The Price of Progress


Feeding an infant from a bottle is pretty easy. You fill a bottle with breast milk or formula and the kid does the rest of the work.

A liquid trail might run from the bottle past his chin to his chest soaking his shirt or onesie but, on the whole, it’s a neat and tidy affair.

Give ‘em a burp when the bottle is done and that’s all she wrote. You’ve got a baby with a full tummy who is either ready for sleep or – in the case of midnight feedings – ready to go back to sleep.
Pictured: the good old days.

But, like all good things in life, bottle feedings are fleeting. In complete defiance of my plan to freeze time and as part of her plan to ensure our son does indeed grow up, Mrs. Blackwell has insisted on feeding the boy more and more food. Real, people food.

He’s got the teeth now, so why not put them to use right?

Wrong. And let me tell you why.

First, unless you’re talking about a fruit blend, baby food doesn’t taste like what it says it is. Macaroni and cheese. Beef and Vegetables. Turkey, with peas and carrots. They all sound good don’t they? But, when it's baby food they all taste the same. Baby food is proof that ‘vague’ is a taste. And it’s all that same pureed soupiness. Ick.

But the food’s not for you and because babies aren’t exactly Anthony Bourdain, they don’t discriminate and instead they swallow.

The next pillar in my case against baby food is that it’s more work for both you and the kid. Instead of a baby nestled in the crook of your elbow gently sucking on a bottle, you’ve got an ordeal.

There’s the high chair to set up, a bowl to get, the spoon and of course the baby food. Meanwhile the kid is sitting in her seat eagerly anticipating each and every bite. Unlike the consistency of the bottle which is there from start until glorious finish, there are intermissions now.

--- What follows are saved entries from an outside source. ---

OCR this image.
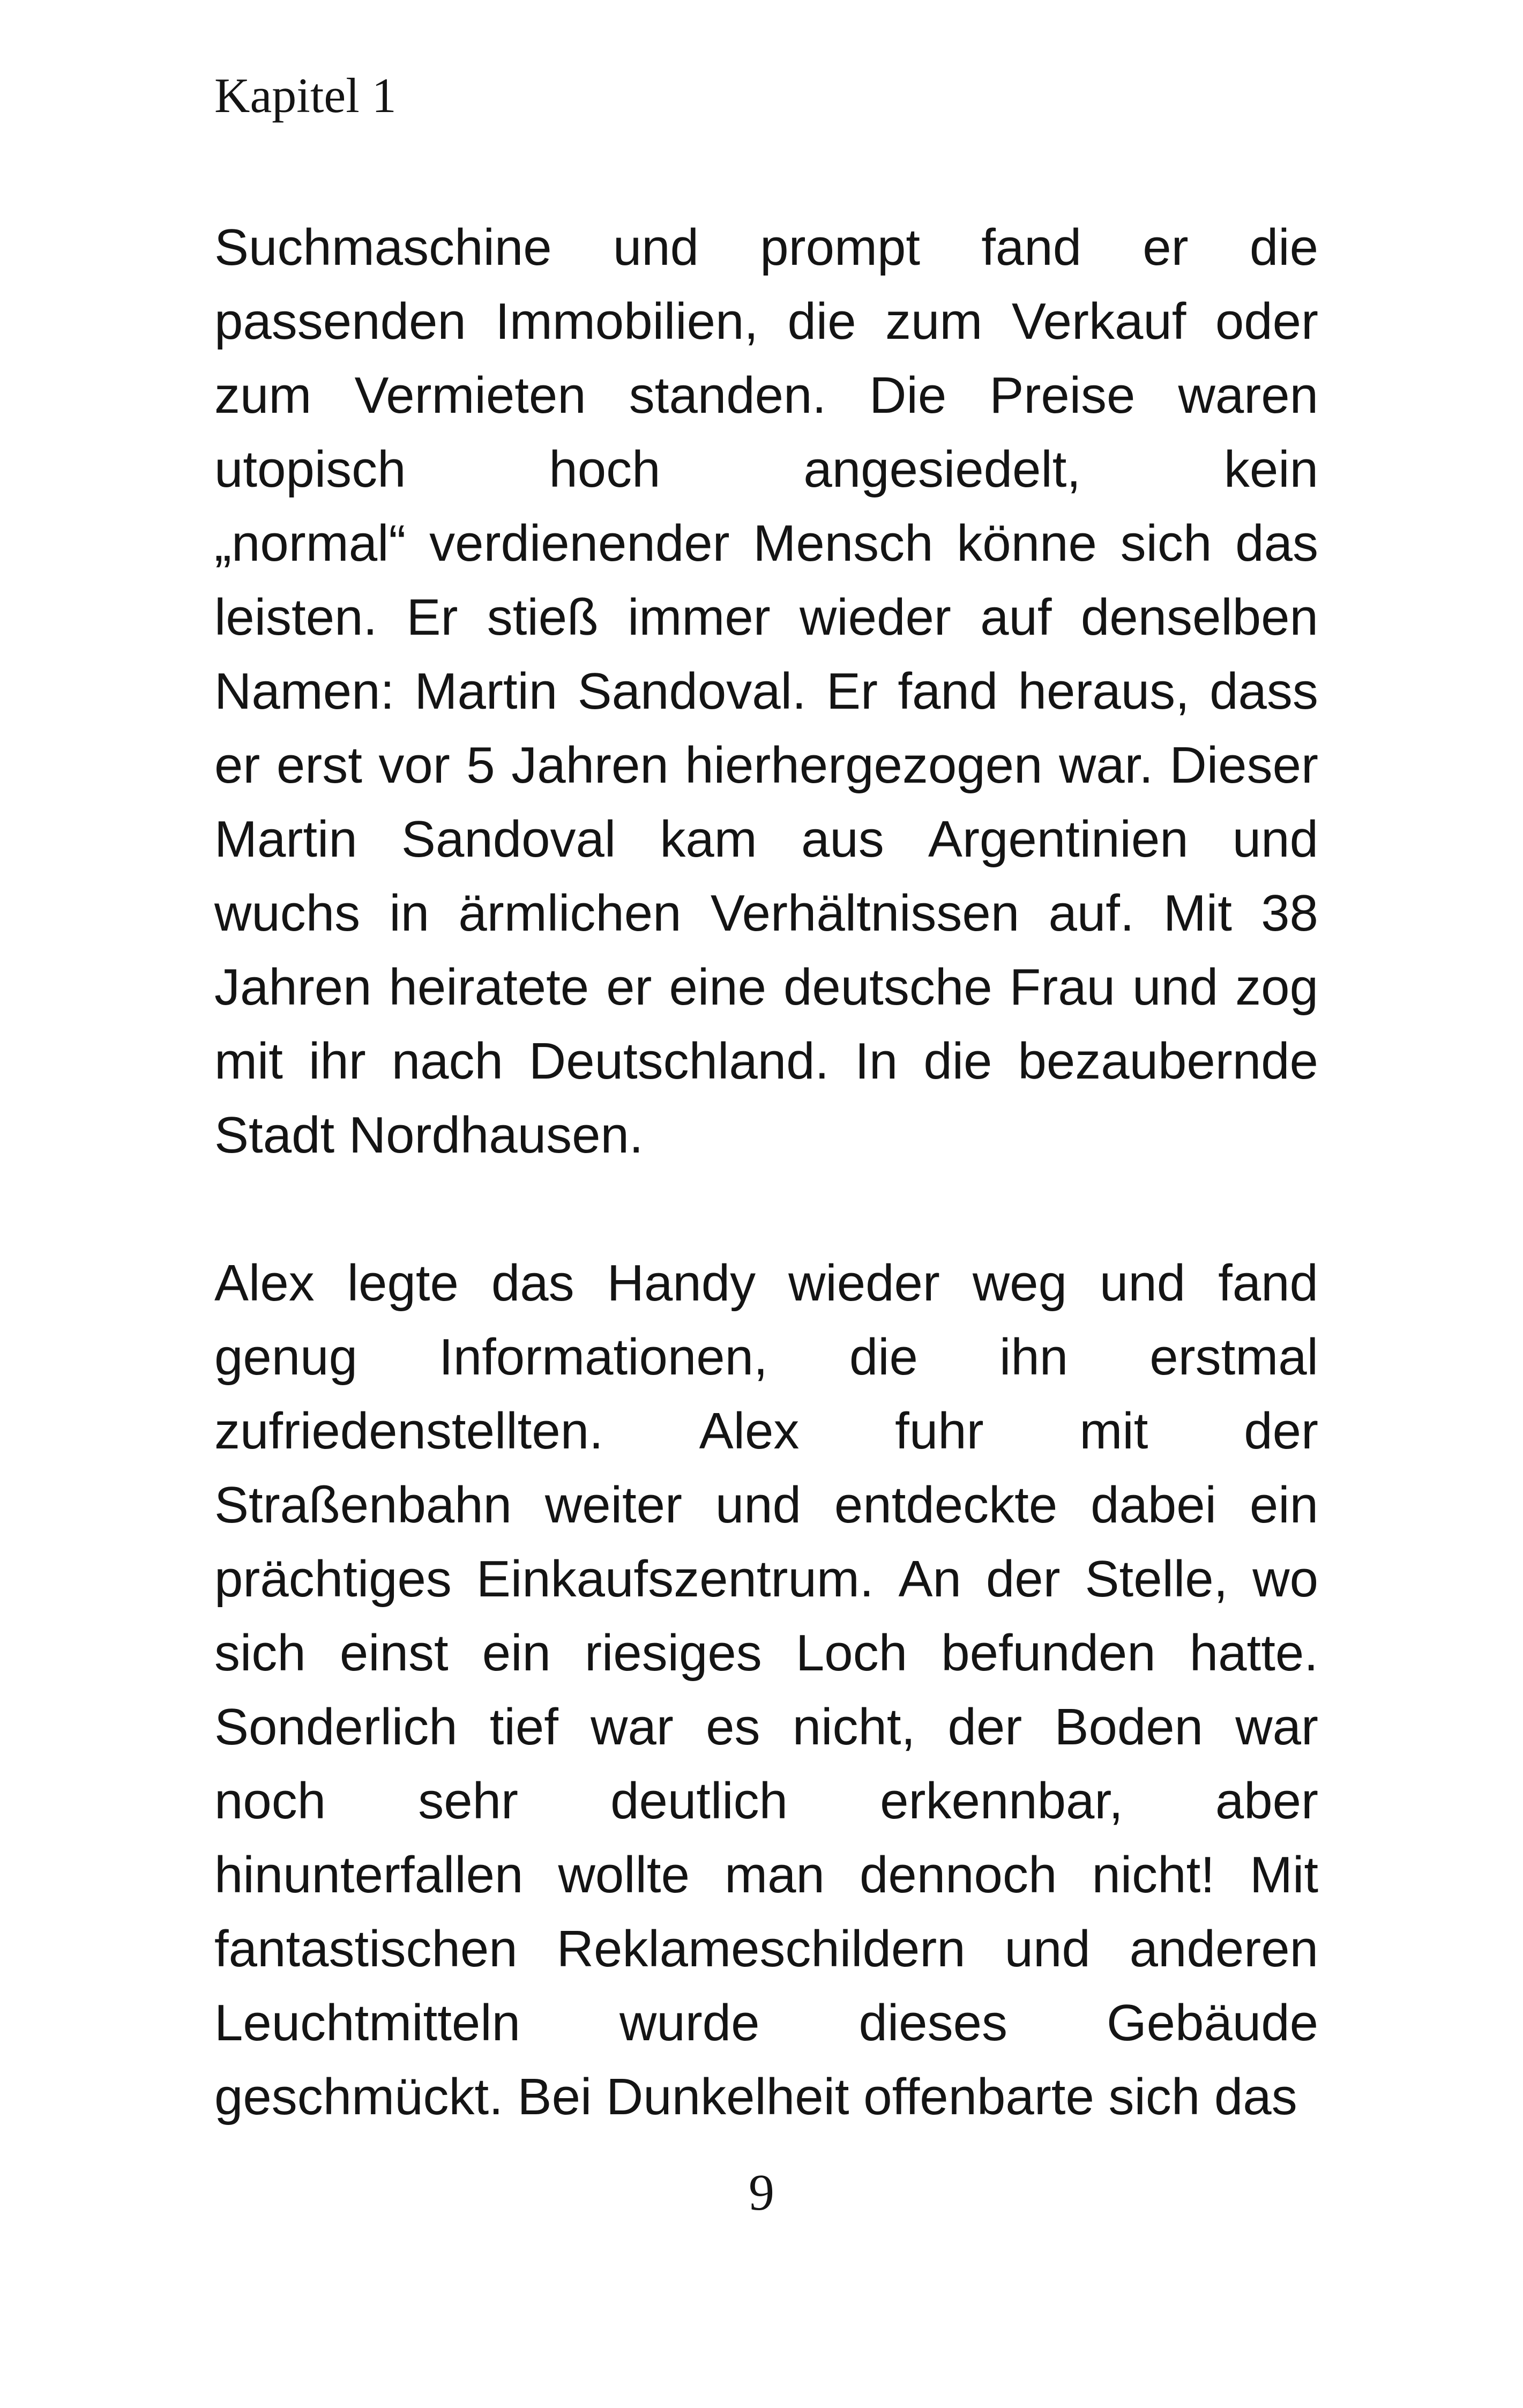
Kapitel 1

Suchmaschine und prompt fand er die
passenden Immobilien, die zum Verkauf oder
zum Vermieten standen. Die Preise waren
utopisch	hoch	angesiedelt,	kein
„normal“ verdienender Mensch könne sich das
leisten. Er stieß immer wieder auf denselben
Namen: Martin Sandoval. Er fand heraus, dass
er erst vor 5 Jahren hierhergezogen war. Dieser
Martin Sandoval kam aus Argentinien und
wuchs in ärmlichen Verhältnissen auf. Mit 38
Jahren heiratete er eine deutsche Frau und zog
mit ihr nach Deutschland. In die bezaubernde
Stadt Nordhausen.
Alex legte das Handy wieder weg und fand
genug Informationen, die ihn erstmal
zufriedenstellten. Alex fuhr mit der
Straßenbahn weiter und entdeckte dabei ein
prächtiges Einkaufszentrum. An der Stelle, wo
sich einst ein riesiges Loch befunden hatte.
Sonderlich tief war es nicht, der Boden war
noch sehr deutlich erkennbar, aber
hinunterfallen wollte man dennoch nicht! Mit
fantastischen Reklameschildern und anderen
Leuchtmitteln wurde dieses Gebäude
geschmückt. Bei Dunkelheit offenbarte sich das

9
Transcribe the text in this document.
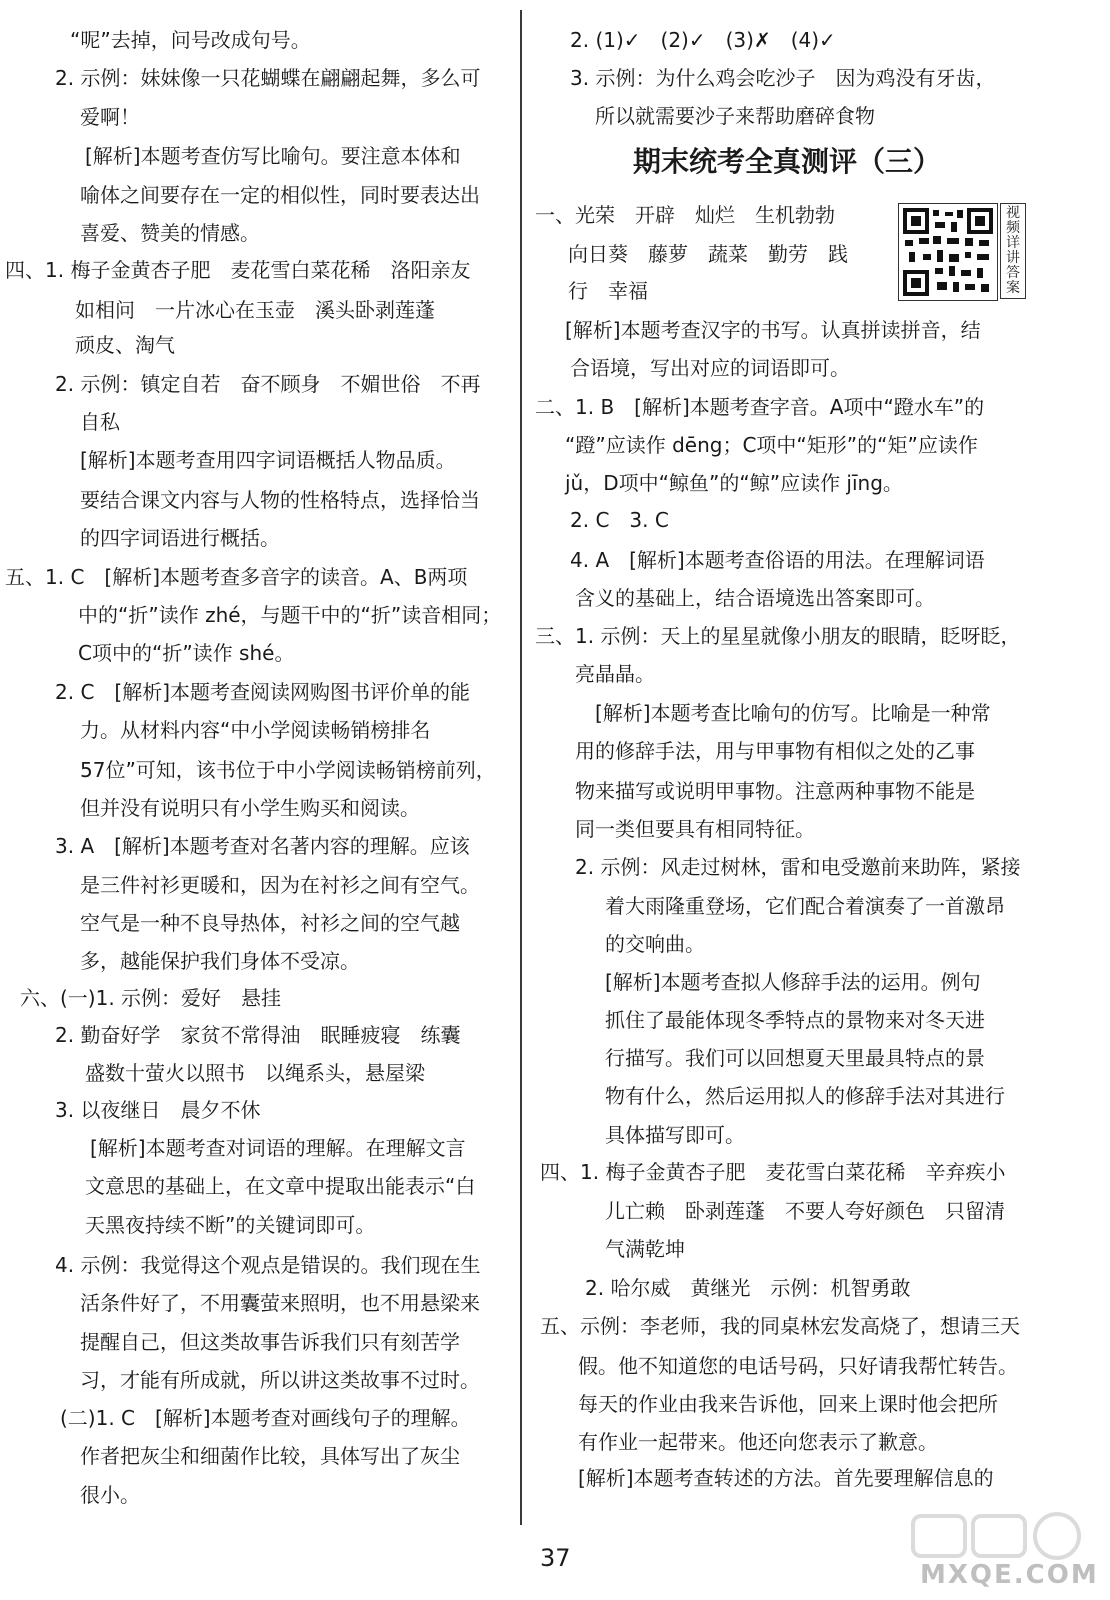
期末统考全真测评（三）
视频详讲答案
37
MXQE.COM
“呢”去掉，问号改成句号。
2. 示例：妹妹像一只花蝴蝶在翩翩起舞，多么可
爱啊！
[解析]本题考查仿写比喻句。要注意本体和
喻体之间要存在一定的相似性，同时要表达出
喜爱、赞美的情感。
四、1. 梅子金黄杏子肥　麦花雪白菜花稀　洛阳亲友
如相问　一片冰心在玉壶　溪头卧剥莲蓬
顽皮、淘气
2. 示例：镇定自若　奋不顾身　不媚世俗　不再
自私
[解析]本题考查用四字词语概括人物品质。
要结合课文内容与人物的性格特点，选择恰当
的四字词语进行概括。
五、1. C　[解析]本题考查多音字的读音。A、B两项
中的“折”读作 zhé，与题干中的“折”读音相同；
C项中的“折”读作 shé。
2. C　[解析]本题考查阅读网购图书评价单的能
力。从材料内容“中小学阅读畅销榜排名
57位”可知，该书位于中小学阅读畅销榜前列，
但并没有说明只有小学生购买和阅读。
3. A　[解析]本题考查对名著内容的理解。应该
是三件衬衫更暖和，因为在衬衫之间有空气。
空气是一种不良导热体，衬衫之间的空气越
多，越能保护我们身体不受凉。
六、(一)1. 示例：爱好　悬挂
2. 勤奋好学　家贫不常得油　眠睡疲寝　练囊
盛数十萤火以照书　以绳系头，悬屋梁
3. 以夜继日　晨夕不休
[解析]本题考查对词语的理解。在理解文言
文意思的基础上，在文章中提取出能表示“白
天黑夜持续不断”的关键词即可。
4. 示例：我觉得这个观点是错误的。我们现在生
活条件好了，不用囊萤来照明，也不用悬梁来
提醒自己，但这类故事告诉我们只有刻苦学
习，才能有所成就，所以讲这类故事不过时。
(二)1. C　[解析]本题考查对画线句子的理解。
作者把灰尘和细菌作比较，具体写出了灰尘
很小。
2. (1)✓　(2)✓　(3)✗　(4)✓
3. 示例：为什么鸡会吃沙子　因为鸡没有牙齿，
所以就需要沙子来帮助磨碎食物
一、光荣　开辟　灿烂　生机勃勃
向日葵　藤萝　蔬菜　勤劳　践
行　幸福
[解析]本题考查汉字的书写。认真拼读拼音，结
合语境，写出对应的词语即可。
二、1. B　[解析]本题考查字音。A项中“蹬水车”的
“蹬”应读作 dēng；C项中“矩形”的“矩”应读作
jǔ，D项中“鲸鱼”的“鲸”应读作 jīng。
2. C　3. C
4. A　[解析]本题考查俗语的用法。在理解词语
含义的基础上，结合语境选出答案即可。
三、1. 示例：天上的星星就像小朋友的眼睛，眨呀眨，
亮晶晶。
[解析]本题考查比喻句的仿写。比喻是一种常
用的修辞手法，用与甲事物有相似之处的乙事
物来描写或说明甲事物。注意两种事物不能是
同一类但要具有相同特征。
2. 示例：风走过树林，雷和电受邀前来助阵，紧接
着大雨隆重登场，它们配合着演奏了一首激昂
的交响曲。
[解析]本题考查拟人修辞手法的运用。例句
抓住了最能体现冬季特点的景物来对冬天进
行描写。我们可以回想夏天里最具特点的景
物有什么，然后运用拟人的修辞手法对其进行
具体描写即可。
四、1. 梅子金黄杏子肥　麦花雪白菜花稀　辛弃疾小
儿亡赖　卧剥莲蓬　不要人夸好颜色　只留清
气满乾坤
2. 哈尔威　黄继光　示例：机智勇敢
五、示例：李老师，我的同桌林宏发高烧了，想请三天
假。他不知道您的电话号码，只好请我帮忙转告。
每天的作业由我来告诉他，回来上课时他会把所
有作业一起带来。他还向您表示了歉意。
[解析]本题考查转述的方法。首先要理解信息的
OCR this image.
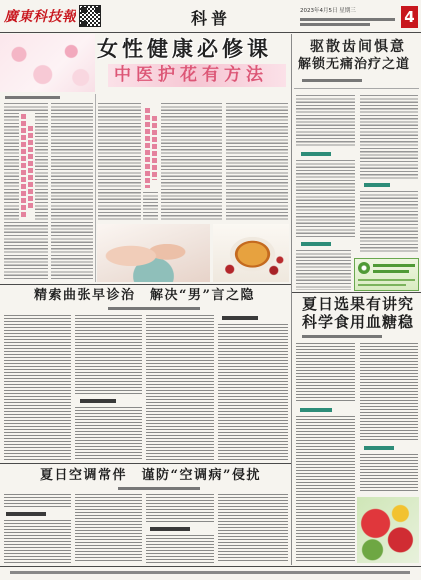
廣東科技報	科普	2023年4月5日 星期三	4
女性健康必修课
中医护花有方法
驱散齿间惧意
解锁无痛治疗之道
精索曲张早诊治　解决“男”言之隐
夏日空调常伴　谨防“空调病”侵扰
夏日选果有讲究
科学食用血糖稳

Mom or dad has to reach into the bowl and then spoon the food and then transport it from there to the child’s mouth. And, for what it’s worth, that six-inch trip can feel like a mile when your excited baby is windmilling her arms in anticipation of the next bite. Or, if your kid is like ours, he doesn’t wait for the next spoonful but instead reaches for the bowl which, because the high-chair tray is too small, is always within his reach.

To paraphrase Frederick Douglass: "There
is no progress without struggle - gross,
gross struggle."
And heaven help you if you take too long to get that spoonful to his mouth, as she’ll start slamming her hands, demanding that she get her food NOW!

Finally, once the food arrives all bets are off as to where it will end up. It might go into her mouth – though it probably won’t – and once it gets in there, every other spoonful is slowly gushed back out onto their chin.

In one of nature’s great ironies, babies believe meal time should coincide with practice talking time. So there’s plenty of blowing, fluttering lips and raspberries, complete with gobs of goo sprayed about.

Naturally the kid then uses his chin to wipe food on his eager hands, which then do their best to spread the slime as far as they can.

If you’ve fed a baby you know that when you’re done they’re ruined. They wear a glazed beard of bodily fluids and food. The weight of the liquid and debris leaves the neckline of their shirt sagging past their shoulder and halfway down their chest, which is also covered in something you don’t want to touch. 

They look like they've been feeding from a trough. 

This, my wife believes is progress and I suppose she's right. For his part, the boy seems to genuinely enjoy eating real, people food as he's always smiling when we're done. But, like any grumpy old man, I see the cup half empty and sometimes progress is just a long goodbye.